Streptococcus pyogenes Genome Sequenced

Researchers at the University of Oklahoma Health Sciences Center have sequenced the genome for the virulent Streptococcus pyogenes organism (Proc Natl Acad Sci U S A. 2001;98:4658–4663). The single, circular chromosome that contains the bacterium’s genetic material has >1.8 million DNA base pairs said Joseph J. Feretti, PhD, the head of the Oklahoma genome sequencing team.

"This exceptionally virulent organism is difficult to study because it infects only humans, and very few animal models of group A strep diseases exist," said Anthony S. Fauci, MD, director of the National Institute of Allergy and Infectious Diseases (NIAID), in a released statement. "We need to know more about how group A strep interact with humans to cause so many different illnesses. The genetic sequence should shed light on these questions and pave the way for better treatment and prevention." This bacterium is also known as group A streptococci (GAS), and it can lead to strep throat, scarlet fever, impetigo, pneumonia, acute kidney inflammation, toxic shock syndrome, blood poisoning, acute rheumatic fever, rheumatic heart disease, and the flesh-eating disease known as necrotizing fasciitis.

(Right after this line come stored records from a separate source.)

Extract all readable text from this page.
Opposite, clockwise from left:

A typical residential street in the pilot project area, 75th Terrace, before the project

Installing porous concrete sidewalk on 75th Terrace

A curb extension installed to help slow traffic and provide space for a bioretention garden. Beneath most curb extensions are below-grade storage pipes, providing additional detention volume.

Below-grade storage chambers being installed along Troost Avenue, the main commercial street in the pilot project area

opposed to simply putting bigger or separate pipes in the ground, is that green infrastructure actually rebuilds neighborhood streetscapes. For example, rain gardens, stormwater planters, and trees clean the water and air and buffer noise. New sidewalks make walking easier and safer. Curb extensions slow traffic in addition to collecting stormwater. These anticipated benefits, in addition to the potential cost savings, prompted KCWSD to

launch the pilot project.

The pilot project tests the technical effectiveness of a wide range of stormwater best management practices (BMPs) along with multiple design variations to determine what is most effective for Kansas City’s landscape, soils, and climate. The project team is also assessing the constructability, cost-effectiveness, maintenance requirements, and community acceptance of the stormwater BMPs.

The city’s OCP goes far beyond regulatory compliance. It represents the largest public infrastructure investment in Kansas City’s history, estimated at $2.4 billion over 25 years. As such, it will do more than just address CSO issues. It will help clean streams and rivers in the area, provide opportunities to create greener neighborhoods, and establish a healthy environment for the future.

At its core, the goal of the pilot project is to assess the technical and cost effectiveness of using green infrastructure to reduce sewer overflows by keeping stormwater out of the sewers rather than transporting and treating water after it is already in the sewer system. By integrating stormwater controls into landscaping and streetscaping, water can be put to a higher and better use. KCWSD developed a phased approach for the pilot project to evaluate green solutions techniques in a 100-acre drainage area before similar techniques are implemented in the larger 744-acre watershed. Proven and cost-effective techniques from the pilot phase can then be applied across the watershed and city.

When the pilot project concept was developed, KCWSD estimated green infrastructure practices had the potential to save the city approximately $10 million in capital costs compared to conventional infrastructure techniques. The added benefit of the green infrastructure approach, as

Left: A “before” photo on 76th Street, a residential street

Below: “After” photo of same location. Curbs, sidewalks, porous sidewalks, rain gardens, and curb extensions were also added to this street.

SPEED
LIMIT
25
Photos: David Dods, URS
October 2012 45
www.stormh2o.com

Published in the April 10, 2001 issue of the Proceedings of the National Academy of Sciences, the sequence uncovered 40 possible virulence genes, genes that allow the organism to mimic certain molecules in the people it infects and 4 sections inserted by bacteriophages. These sections are believed to provoke the immune system into starting the series of events that lead to the potentially deadly toxic shock syndrome.